I can't help you with the specifics of T1 in Children. But there are 3 fundamentals that should reassure you:
It is normal for Specialists (particularly with children) to start patients on low doses and steadily increase. This is to keep them safe.
There is no such thing as a correct dose for a certain weight. Each person - child or adult - needs what they need when it comes to insulin doses.
Diabetes is "Complicated, Confusing and Contradictory" [from Gary Scheiner's Book 'Think Like a Pancreas', which I found helpful]. Diabetes is also fickle, just as you think you've got the measure of helping your daughter manage her D, the rules change! Despite this seemingly gloomy observation from me there is a huge and reassuring light and warmth at the end of this tunnel. It does take time to get the hang of things.
Welcome to the Forum
@Clyde G and I am really sorry to read about your daughter's introduction to this world of Diabetes. As you have already reflected she is not alone and on this forum neither are you. You have found somewhere that has a huge breadth of experience of living with diabetes and is happy to share that experience - without trying to dictate what is right or wrong. We all know that each one of us is different in what we need and how our metabolisms can behave amazingly differently - without the fickleness of diabetes itself.

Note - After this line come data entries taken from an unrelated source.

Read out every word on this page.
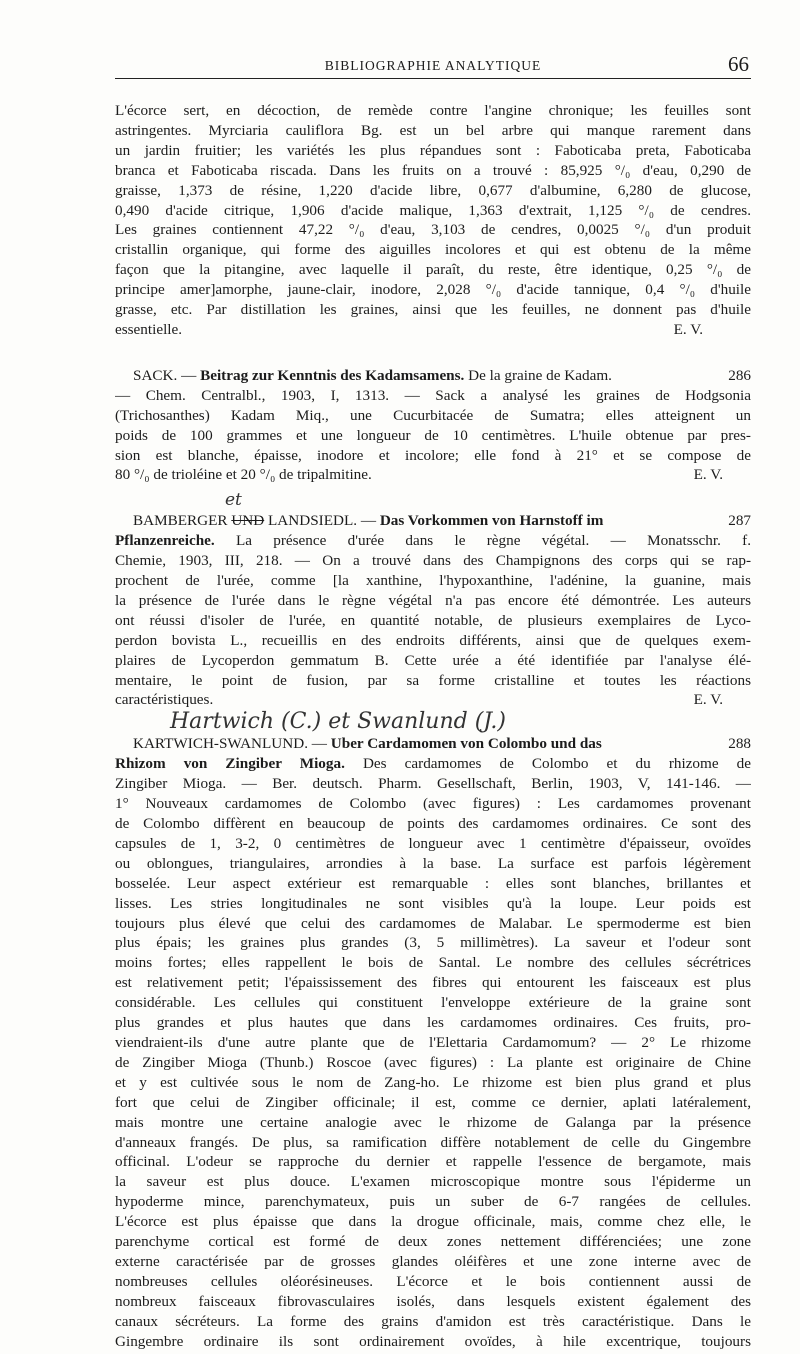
BIBLIOGRAPHIE ANALYTIQUE	66

L'écorce sert, en décoction, de remède contre l'angine chronique; les feuilles sont
astringentes. Myrciaria cauliflora Bg. est un bel arbre qui manque rarement dans
un jardin fruitier; les variétés les plus répandues sont : Faboticaba preta, Faboticaba
branca et Faboticaba riscada. Dans les fruits on a trouvé : 85,925 °/₀ d'eau, 0,290 de
graisse, 1,373 de résine, 1,220 d'acide libre, 0,677 d'albumine, 6,280 de glucose,
0,490 d'acide citrique, 1,906 d'acide malique, 1,363 d'extrait, 1,125 °/₀ de cendres.
Les graines contiennent 47,22 °/₀ d'eau, 3,103 de cendres, 0,0025 °/₀ d'un produit
cristallin organique, qui forme des aiguilles incolores et qui est obtenu de la même
façon que la pitangine, avec laquelle il paraît, du reste, être identique, 0,25 °/₀ de
principe amer]amorphe, jaune-clair, inodore, 2,028 °/₀ d'acide tannique, 0,4 °/₀ d'huile
grasse, etc. Par distillation les graines, ainsi que les feuilles, ne donnent pas d'huile
essentielle.	E. V.

SACK. — Beitrag zur Kenntnis des Kadamsamens. De la graine de Kadam.	286
— Chem. Centralbl., 1903, I, 1313. — Sack a analysé les graines de Hodgsonia
(Trichosanthes) Kadam Miq., une Cucurbitacée de Sumatra; elles atteignent un
poids de 100 grammes et une longueur de 10 centimètres. L'huile obtenue par pres-
sion est blanche, épaisse, inodore et incolore; elle fond à 21° et se compose de
80 °/₀ de trioléine et 20 °/₀ de tripalmitine.	E. V.
et
BAMBERGER UND LANDSIEDL. — Das Vorkommen von Harnstoff im	287
Pflanzenreiche. La présence d'urée dans le règne végétal. — Monatsschr. f.
Chemie, 1903, III, 218. — On a trouvé dans des Champignons des corps qui se rap-
prochent de l'urée, comme [la xanthine, l'hypoxanthine, l'adénine, la guanine, mais
la présence de l'urée dans le règne végétal n'a pas encore été démontrée. Les auteurs
ont réussi d'isoler de l'urée, en quantité notable, de plusieurs exemplaires de Lyco-
perdon bovista L., recueillis en des endroits différents, ainsi que de quelques exem-
plaires de Lycoperdon gemmatum B. Cette urée a été identifiée par l'analyse élé-
mentaire, le point de fusion, par sa forme cristalline et toutes les réactions
caractéristiques.	E. V.
Hartwich (C.) et Swanlund (J.)
KARTWICH-SWANLUND. — Uber Cardamomen von Colombo und das	288
Rhizom von Zingiber Mioga. Des cardamomes de Colombo et du rhizome de
Zingiber Mioga. — Ber. deutsch. Pharm. Gesellschaft, Berlin, 1903, V, 141-146. —
1° Nouveaux cardamomes de Colombo (avec figures) : Les cardamomes provenant
de Colombo diffèrent en beaucoup de points des cardamomes ordinaires. Ce sont des
capsules de 1, 3-2, 0 centimètres de longueur avec 1 centimètre d'épaisseur, ovoïdes
ou oblongues, triangulaires, arrondies à la base. La surface est parfois légèrement
bosselée. Leur aspect extérieur est remarquable : elles sont blanches, brillantes et
lisses. Les stries longitudinales ne sont visibles qu'à la loupe. Leur poids est
toujours plus élevé que celui des cardamomes de Malabar. Le spermoderme est bien
plus épais; les graines plus grandes (3, 5 millimètres). La saveur et l'odeur sont
moins fortes; elles rappellent le bois de Santal. Le nombre des cellules sécrétrices
est relativement petit; l'épaississement des fibres qui entourent les faisceaux est plus
considérable. Les cellules qui constituent l'enveloppe extérieure de la graine sont
plus grandes et plus hautes que dans les cardamomes ordinaires. Ces fruits, pro-
viendraient-ils d'une autre plante que de l'Elettaria Cardamomum? — 2° Le rhizome
de Zingiber Mioga (Thunb.) Roscoe (avec figures) : La plante est originaire de Chine
et y est cultivée sous le nom de Zang-ho. Le rhizome est bien plus grand et plus
fort que celui de Zingiber officinale; il est, comme ce dernier, aplati latéralement,
mais montre une certaine analogie avec le rhizome de Galanga par la présence
d'anneaux frangés. De plus, sa ramification diffère notablement de celle du Gingembre
officinal. L'odeur se rapproche du dernier et rappelle l'essence de bergamote, mais
la saveur est plus douce. L'examen microscopique montre sous l'épiderme un
hypoderme mince, parenchymateux, puis un suber de 6-7 rangées de cellules.
L'écorce est plus épaisse que dans la drogue officinale, mais, comme chez elle, le
parenchyme cortical est formé de deux zones nettement différenciées; une zone
externe caractérisée par de grosses glandes oléifères et une zone interne avec de
nombreuses cellules oléorésineuses. L'écorce et le bois contiennent aussi de
nombreux faisceaux fibrovasculaires isolés, dans lesquels existent également des
canaux sécréteurs. La forme des grains d'amidon est très caractéristique. Dans le
Gingembre ordinaire ils sont ordinairement ovoïdes, à hile excentrique, toujours
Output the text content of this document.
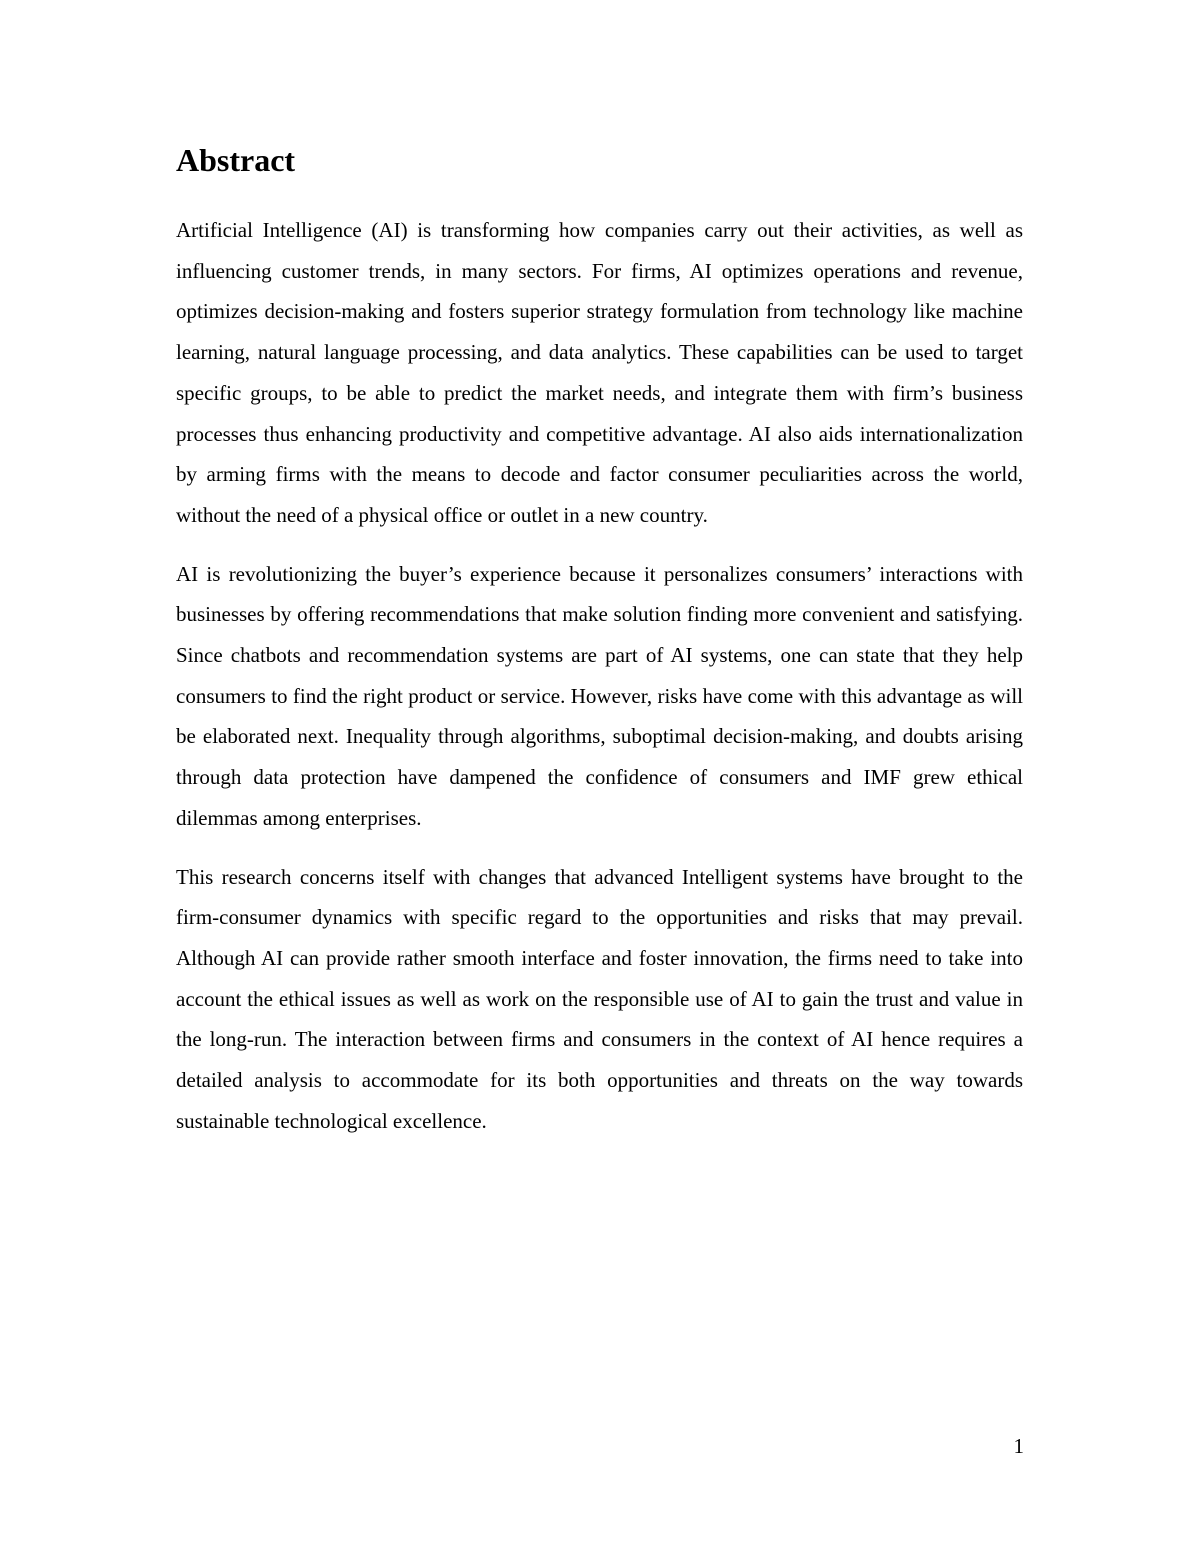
Abstract

Artificial Intelligence (AI) is transforming how companies carry out their activities, as well as influencing customer trends, in many sectors. For firms, AI optimizes operations and revenue, optimizes decision-making and fosters superior strategy formulation from technology like machine learning, natural language processing, and data analytics. These capabilities can be used to target specific groups, to be able to predict the market needs, and integrate them with firm’s business processes thus enhancing productivity and competitive advantage. AI also aids internationalization by arming firms with the means to decode and factor consumer peculiarities across the world, without the need of a physical office or outlet in a new country.

AI is revolutionizing the buyer’s experience because it personalizes consumers’ interactions with businesses by offering recommendations that make solution finding more convenient and satisfying. Since chatbots and recommendation systems are part of AI systems, one can state that they help consumers to find the right product or service. However, risks have come with this advantage as will be elaborated next. Inequality through algorithms, suboptimal decision-making, and doubts arising through data protection have dampened the confidence of consumers and IMF grew ethical dilemmas among enterprises.

This research concerns itself with changes that advanced Intelligent systems have brought to the firm-consumer dynamics with specific regard to the opportunities and risks that may prevail. Although AI can provide rather smooth interface and foster innovation, the firms need to take into account the ethical issues as well as work on the responsible use of AI to gain the trust and value in the long-run. The interaction between firms and consumers in the context of AI hence requires a detailed analysis to accommodate for its both opportunities and threats on the way towards sustainable technological excellence.

1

It is natural for anyone to go in search of "better answers" and the Internet is full of self-defined experts who will tell you that there is an optimum insulin dose for a child at a certain weight. That criterion might provide a start point for a preliminary treatment path, but there are so many variables in the mix that it can't be a rule. And the energy of children can be so varied from day to day that each day can create different natural responses to the insulin they are taking, never mind the diets they enjoy or the growth spurts they experience from month to month.
One book that is commonly considered particularly helpful is Ragner Hanas's "Type 1 Diabetes in Children Adolescents and Young People"; I'm 74 and found it great for me 4 years ago, so I think the title undersells itself.
Could I ask how old is your daughter? I am certain that others will be along soon, including parents of children with T1 as well as those who were diagnosed as a child. Meanwhile you might find the Parents Section of this Forum helpful.